- Born: John Philip Grime 30 April 1935 Manchester
- Died: 19 April 2021 (aged 85) Sheffield
- Education: University of Sheffield (PhD)
- Known for: Universal adaptive strategy theory Intermediate disturbance hypothesis
- Awards: Alexander von Humboldt Medal (2011)
- Scientific career
- Fields: Ecology
- Workplaces: University of Sheffield Connecticut Agricultural Experiment Station
- Thesis: A study of the ecology of a group of Derbyshire plants with particular reference to their nutrient requirements (1960)
- Website: www.sheffield.ac.uk/aps/staff-and-students/acadstaff/pgrime

= J. Philip Grime =

British ecologist (1935–2021)

John Philip Grime (30 April 1935 – 19 April 2021) was an ecologist and emeritus professor at the University of Sheffield. He is best known for the universal adaptive strategy theory (UAST) and the twin filter model of community assembly with Simon Pierce, eco-evolutionary dynamics, the unimodal relationship between species richness and site productivity ("humped-back model"), the intermediate disturbance hypothesis, and DST classification (dominants, subordinates and transients).

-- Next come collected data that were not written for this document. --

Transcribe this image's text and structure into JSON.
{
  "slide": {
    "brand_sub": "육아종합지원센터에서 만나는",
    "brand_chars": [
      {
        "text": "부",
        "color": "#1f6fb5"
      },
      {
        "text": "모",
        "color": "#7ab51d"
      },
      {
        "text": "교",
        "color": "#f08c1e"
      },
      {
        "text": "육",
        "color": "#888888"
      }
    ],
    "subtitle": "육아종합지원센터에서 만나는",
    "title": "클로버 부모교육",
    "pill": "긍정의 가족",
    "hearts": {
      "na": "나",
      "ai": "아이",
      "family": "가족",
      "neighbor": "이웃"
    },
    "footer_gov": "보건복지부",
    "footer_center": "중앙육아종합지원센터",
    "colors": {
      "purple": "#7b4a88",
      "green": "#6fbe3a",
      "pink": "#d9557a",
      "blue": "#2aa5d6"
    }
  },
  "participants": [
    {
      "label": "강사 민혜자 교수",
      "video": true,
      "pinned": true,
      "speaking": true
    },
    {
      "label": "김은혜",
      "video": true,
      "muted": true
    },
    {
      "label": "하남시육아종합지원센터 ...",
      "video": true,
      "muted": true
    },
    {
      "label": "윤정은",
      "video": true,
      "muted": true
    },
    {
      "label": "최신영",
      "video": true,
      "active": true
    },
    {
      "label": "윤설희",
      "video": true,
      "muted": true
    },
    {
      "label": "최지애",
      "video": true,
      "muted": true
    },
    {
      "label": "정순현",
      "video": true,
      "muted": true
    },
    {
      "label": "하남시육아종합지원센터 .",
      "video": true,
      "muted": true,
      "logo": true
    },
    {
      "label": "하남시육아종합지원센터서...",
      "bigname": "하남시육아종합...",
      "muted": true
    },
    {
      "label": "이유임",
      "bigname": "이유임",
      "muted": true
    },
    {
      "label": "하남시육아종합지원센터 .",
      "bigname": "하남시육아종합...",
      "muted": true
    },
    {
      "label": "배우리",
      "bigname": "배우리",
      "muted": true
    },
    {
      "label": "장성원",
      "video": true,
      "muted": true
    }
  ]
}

Grime's 1979 book Plant Strategies and Vegetation Processes has been cited more than 1,200 times. Together with many influential scientific papers, it has made him a highly cited scientist. In an interview Grime has stated that "Ecology lacks a Periodic Table", quoting Richard Southwood.

==Education==
Grime obtained his PhD from University of Sheffield in 1960.

==Career and research==
Grime joined the staff of the department of botany at Sheffield in 1961. He worked at the Connecticut Agricultural Experiment Station, US from 1963 to 1964. He then returned to the University of Sheffield and joined the unit of comparative plant ecology, which had been founded in 1961 by professor Ian H. Rorison. Grime served as deputy director of the Natural Environmental Research Council Unit of Comparative Plant Ecology from 1964 to 1989 and as director from 1989.

===Plant strategies===
His work and his theories are focused on plant strategies, as developed along their evolutionary history. His CSR theory says that each plant species has a blend of the three strategies that he labels C (competitive), S (stress tolerant) and R (ruderal, or rapid propagation). Ruderal strategists thrive in disturbed areas. He has described a method to classify herbaceous vegetations by analysing the importance of the three strategies in the genotypes of the species that are present.

===Selected publications===
- The Evolutionary Strategies that Shape Ecosystems
- "Vegetation classification by reference to strategies"
- Evidence for the existence of three primary strategies in plants and its relevance to ecological and evolutionary theory
- Plant Strategies and Vegetation Processes
- Plant Strategies, Vegetation Processes, and Ecosystem Properties. (2nd much expanded edition of the above)
- Benefits of plant diversity to ecosystems: immediate, filter and founder effects
- "Trait convergence and trait divergence in herbaceous plant communities: mechanisms and consequencesre"
- "Plant strategy theories: a comment on Craine"

===Awards and honours===
In 1991, Grime was inducted as a foreign member of the Royal Netherlands Academy of Arts and Sciences. In 1997, he won the Marsh Ecology Award from the British Ecological Society and was awarded honorary membership of the Ecological Society of America. He was also Distinguished Visiting Ecologist at Pennsylvania State University in that year. In 1998, he was elected Fellow of the Royal Society (FRS) and honorary doctor at University of Nijmegen. He has been honorary member of the British Ecological Society since 1999. He was the first ever recipient of the Alexander von Humboldt Medal (2011) for his outstanding contribution to the intellectual development of plant community ecology.

In 2013, the Journal of Ecology published a collection of Grime's most influential papers, for which he wrote a blog post and recorded an accompanying podcast interview.